I Will Always Be Affectionate With My Fiancé – Even If Our Kids Are In The Room
I’ve been lucky enough in my relationships to have men who show me physical affection at home WHILE in front of children. Once, a long time ago, the father of my daughter, when we were still together, walked into our friend’s house, where we had been invited for dinner with our then toddler, and my former fiancé gave me a kiss as soon as he walked in the room and saw me. The wife of another couple, with a child, said to her husband, “See? Why don’t you ever come in and kiss me?”
Now, with my now fiancé, the father of our son, it’s not uncommon for me to be sitting on his lap, with all of our kids watching television with us, or for us to kiss each other if we walk by one another in the kitchen, even when the children are doing their homework at the table. We always kiss ‘hello’ and ‘goodbye’ in front of our children, and we constantly hug at home.
You’d think that with a ten-year-old, 12 year-old and 14 year-old, we’d get a lot of, “Gross!” Or even some sassiness, like, “Take it to the bedroom.” Nope. Our children have never said these words to us. Thank God. If we’re in mid-hug, we might get from one of our girls, “Can you please move? I need to grab a spoon.”
I think it is super important for parents to show affection to each other, especially in front of their kids. I’m not talking full on make-out and humping, but hugs, kisses, sitting on laps, friendly pats on the butt, and saying, “I love you,” to each other, as parents, is something our kids need to see.
I grew up in a house where I never saw my parents’ hug or kiss.
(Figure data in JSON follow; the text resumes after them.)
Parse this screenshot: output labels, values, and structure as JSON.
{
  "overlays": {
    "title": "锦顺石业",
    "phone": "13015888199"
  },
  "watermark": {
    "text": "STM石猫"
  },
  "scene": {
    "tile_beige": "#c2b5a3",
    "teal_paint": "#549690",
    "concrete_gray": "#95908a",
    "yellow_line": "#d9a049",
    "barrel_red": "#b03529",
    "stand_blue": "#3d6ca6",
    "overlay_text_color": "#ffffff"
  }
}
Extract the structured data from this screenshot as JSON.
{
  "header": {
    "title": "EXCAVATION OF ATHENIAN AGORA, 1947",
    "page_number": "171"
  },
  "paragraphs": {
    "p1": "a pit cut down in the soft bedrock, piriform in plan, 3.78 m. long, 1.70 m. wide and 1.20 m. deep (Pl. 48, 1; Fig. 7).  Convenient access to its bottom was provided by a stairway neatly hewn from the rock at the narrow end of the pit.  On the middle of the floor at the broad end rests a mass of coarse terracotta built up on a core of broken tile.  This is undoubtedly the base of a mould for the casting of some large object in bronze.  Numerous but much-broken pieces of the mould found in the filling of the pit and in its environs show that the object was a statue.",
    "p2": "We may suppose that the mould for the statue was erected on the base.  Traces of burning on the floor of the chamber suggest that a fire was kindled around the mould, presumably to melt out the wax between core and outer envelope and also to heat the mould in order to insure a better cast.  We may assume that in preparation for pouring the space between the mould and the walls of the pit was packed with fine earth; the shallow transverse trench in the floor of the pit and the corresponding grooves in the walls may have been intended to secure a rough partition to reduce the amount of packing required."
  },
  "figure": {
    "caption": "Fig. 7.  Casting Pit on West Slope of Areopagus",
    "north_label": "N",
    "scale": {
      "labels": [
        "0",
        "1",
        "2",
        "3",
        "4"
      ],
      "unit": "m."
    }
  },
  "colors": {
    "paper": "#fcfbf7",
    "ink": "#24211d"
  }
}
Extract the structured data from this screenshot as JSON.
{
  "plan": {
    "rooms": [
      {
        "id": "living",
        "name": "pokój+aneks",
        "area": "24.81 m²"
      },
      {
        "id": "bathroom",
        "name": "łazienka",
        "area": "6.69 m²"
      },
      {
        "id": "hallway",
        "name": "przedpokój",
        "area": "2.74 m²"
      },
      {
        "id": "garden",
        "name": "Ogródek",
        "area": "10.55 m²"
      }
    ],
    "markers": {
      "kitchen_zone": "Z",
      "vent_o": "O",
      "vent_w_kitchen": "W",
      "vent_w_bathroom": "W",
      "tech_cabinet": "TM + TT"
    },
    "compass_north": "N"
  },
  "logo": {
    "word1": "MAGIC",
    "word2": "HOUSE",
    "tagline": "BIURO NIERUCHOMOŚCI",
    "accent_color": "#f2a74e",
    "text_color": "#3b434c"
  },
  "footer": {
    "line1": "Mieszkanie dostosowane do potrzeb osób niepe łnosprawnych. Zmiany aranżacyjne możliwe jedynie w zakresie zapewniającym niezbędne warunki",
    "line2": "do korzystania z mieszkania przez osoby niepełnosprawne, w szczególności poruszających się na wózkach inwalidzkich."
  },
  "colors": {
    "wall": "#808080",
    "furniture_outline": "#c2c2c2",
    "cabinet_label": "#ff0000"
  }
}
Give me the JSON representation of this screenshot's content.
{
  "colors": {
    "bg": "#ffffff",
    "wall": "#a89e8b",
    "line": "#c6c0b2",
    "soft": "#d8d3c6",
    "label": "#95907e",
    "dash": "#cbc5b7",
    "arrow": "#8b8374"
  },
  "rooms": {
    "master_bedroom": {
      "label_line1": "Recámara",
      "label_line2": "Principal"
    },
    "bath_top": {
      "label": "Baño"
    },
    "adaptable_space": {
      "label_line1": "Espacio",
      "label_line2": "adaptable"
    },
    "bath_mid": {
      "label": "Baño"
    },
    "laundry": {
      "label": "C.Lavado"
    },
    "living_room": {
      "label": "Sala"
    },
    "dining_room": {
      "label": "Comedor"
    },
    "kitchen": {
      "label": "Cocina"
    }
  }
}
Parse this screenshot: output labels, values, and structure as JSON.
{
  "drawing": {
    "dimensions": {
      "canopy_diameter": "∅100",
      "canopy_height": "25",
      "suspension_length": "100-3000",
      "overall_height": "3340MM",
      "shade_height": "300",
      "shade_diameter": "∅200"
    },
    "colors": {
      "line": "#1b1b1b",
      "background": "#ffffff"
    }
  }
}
I was shocked when I was at my parent’s house once, years after I had moved out, to see a note my mother had left for my father. It read something like, “I went grocery shopping.” But at the end of that note was a little heart. I was shocked because I had no idea that my mother did these sort of lovey-dovey things for my Dad, when I was or wasn’t around, considering in front of my brothers and I, we had never even heard them say ‘I love you’ to each other.
So you would think my “normal” now would be a house where affection, in front of children, wasn’t abundantly clear. But it isn’t. Not only because it’s a different generation now, where parents are much more mushy in front of their kids, but because I want my children to see it. I never say to my fiancé, when he wants to kiss me, “Not in front of the c-h-i-l-d-r-e-n,” not only because they are old enough to spell, but also because I just don’t give a damn if they see we actually LIKE each other, because we do!